The most frustrating thing about containerized ZAP scans is that they fail silently. The scan completes, produces a report, but the report is missing findings because auth broke halfway through or the spider only found half the endpoints. Always run with -d and compare against your GUI baseline.

Authentication dropping mid-scan: The most common issue I hit. The active scan takes 20+ minutes, and if the session expires faster than ZAP re-authenticates, you're scanning unauthenticated pages for most of the run. Check your web server logs for 401/403 responses during the scan. A wall of them partway through means the session expired and the Logged In/Out indicators aren't triggering re-auth correctly. Tighten the regex patterns.

Low endpoint count: Compare the number of URLs the Docker spider discovers against the GUI baseline. If Docker finds significantly fewer, the spider is probably hitting unauthenticated pages and can't follow links behind the session. This cascades into fewer findings in the active scan.

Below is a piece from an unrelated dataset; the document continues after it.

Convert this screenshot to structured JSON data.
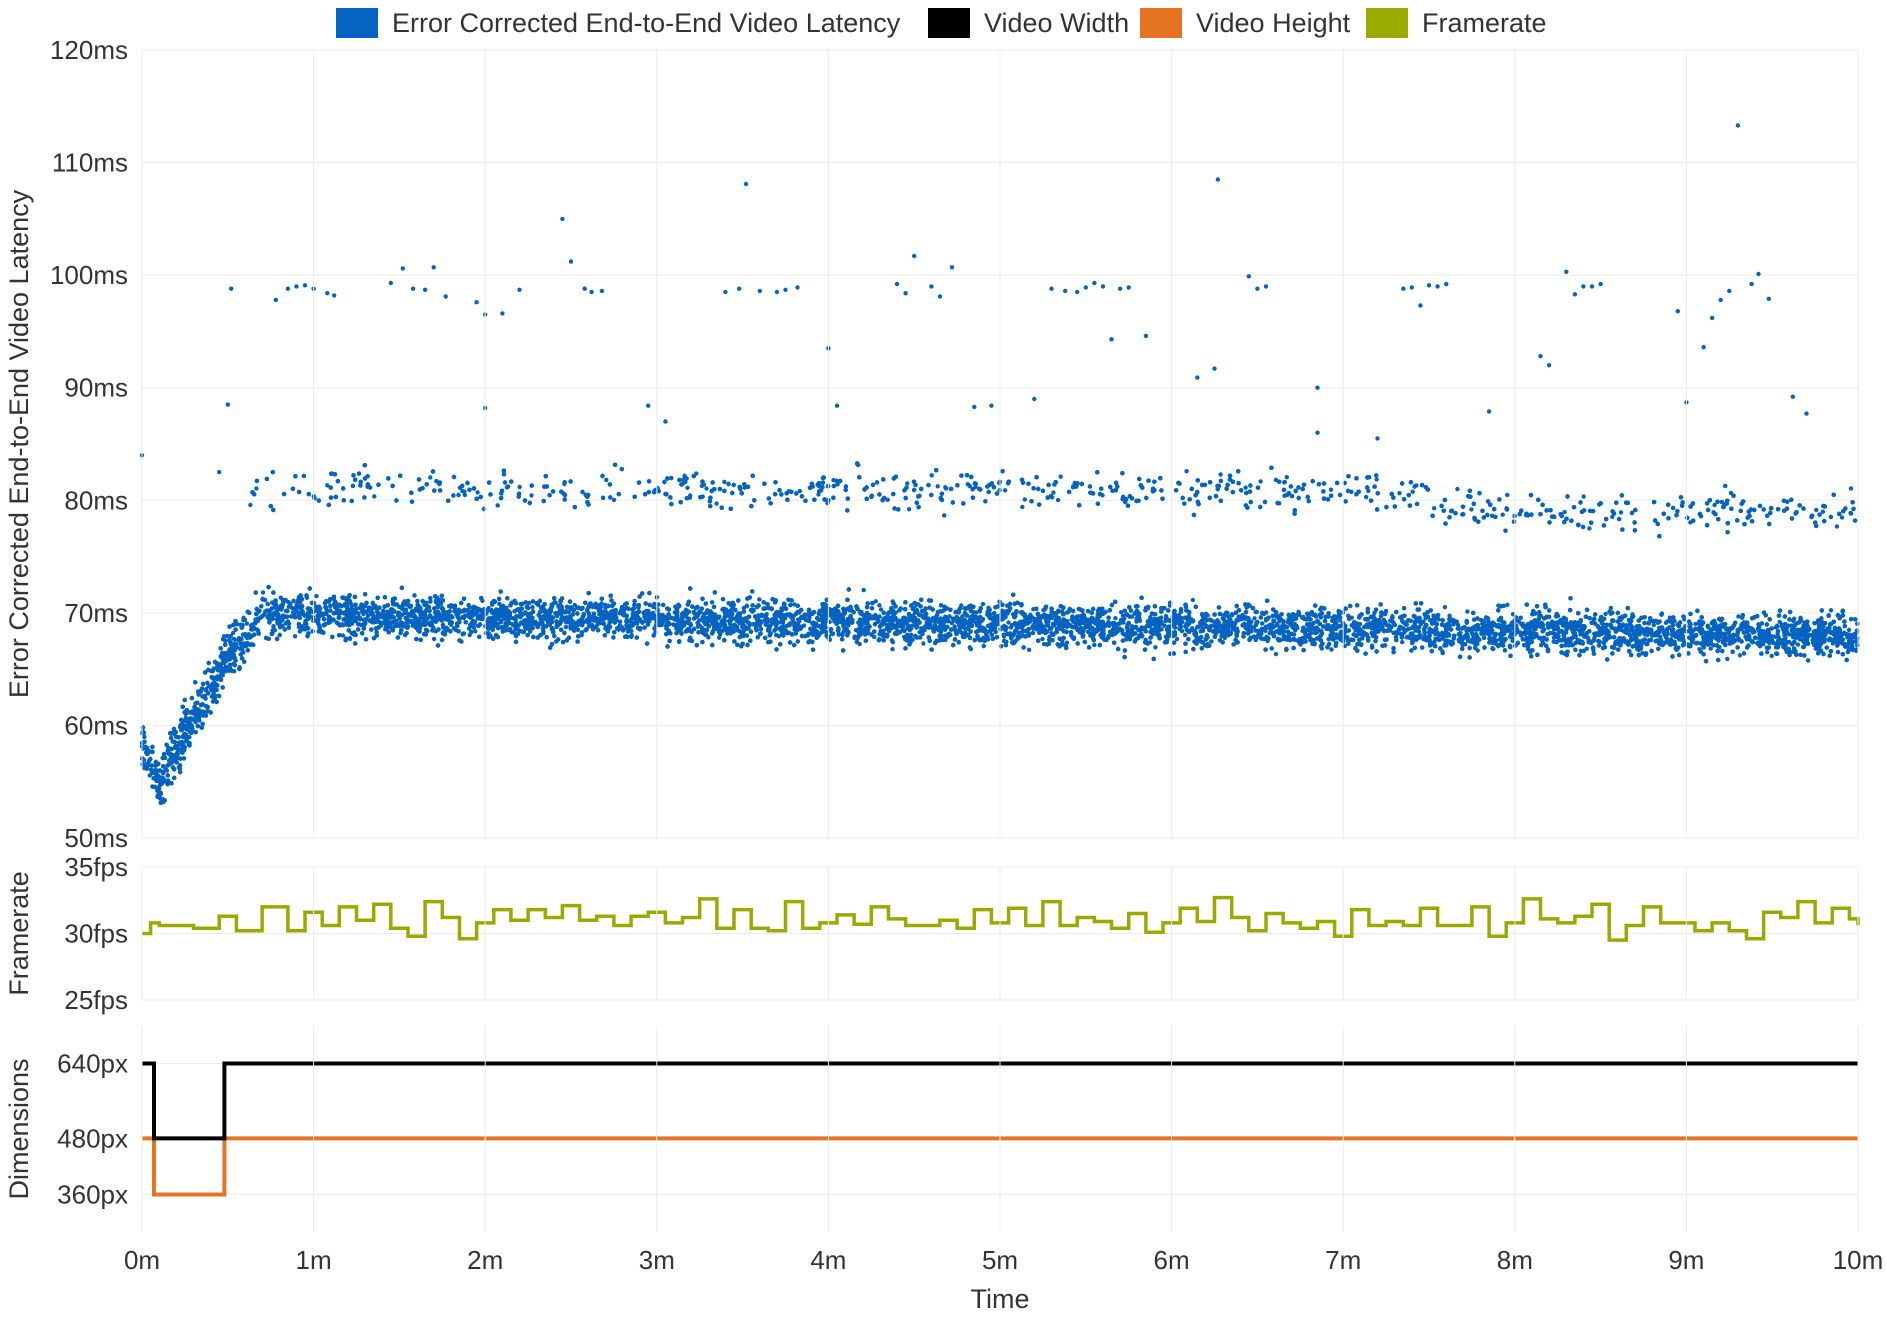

Zest script failing in the container: Worked in the GUI, fails in Docker. Common causes: the target URL is different (localhost vs. container networking), the context references a user that isn't configured, or the .zst file path in the -z config doesn't match the mount point. Check if the first few requests in the scan have your user's session cookie in the debug output.

Limitations

ZAP is a solid general-purpose DAST scanner, but there are things it's just not good at:

Single-page applications: The traditional spider follows HTML links. SPAs render content with JavaScript, and the spider can't parse that. The Ajax Spider uses a real browser which helps, but it's slower and still misses routes that require specific user interactions. If your app is a React or Angular SPA, expect gaps in coverage.

Scan noise: The default active scan generates a lot of informational and low-severity findings (missing headers, cookie flags, server version disclosure). Real observations, but they drown out the findings that matter. Tune the scan policy and filter the report output.

Complex authorization: ZAP handles authentication (proving who you are) much better than authorization (what you're allowed to do). It won't find IDOR vulnerabilities or broken access controls unless you write custom scripts for your specific authorization logic.

Automated DAST won't replace manual testing or code review, but running on a schedule it catches regressions before they ship. That's the value. An early warning system, not a comprehensive assessment.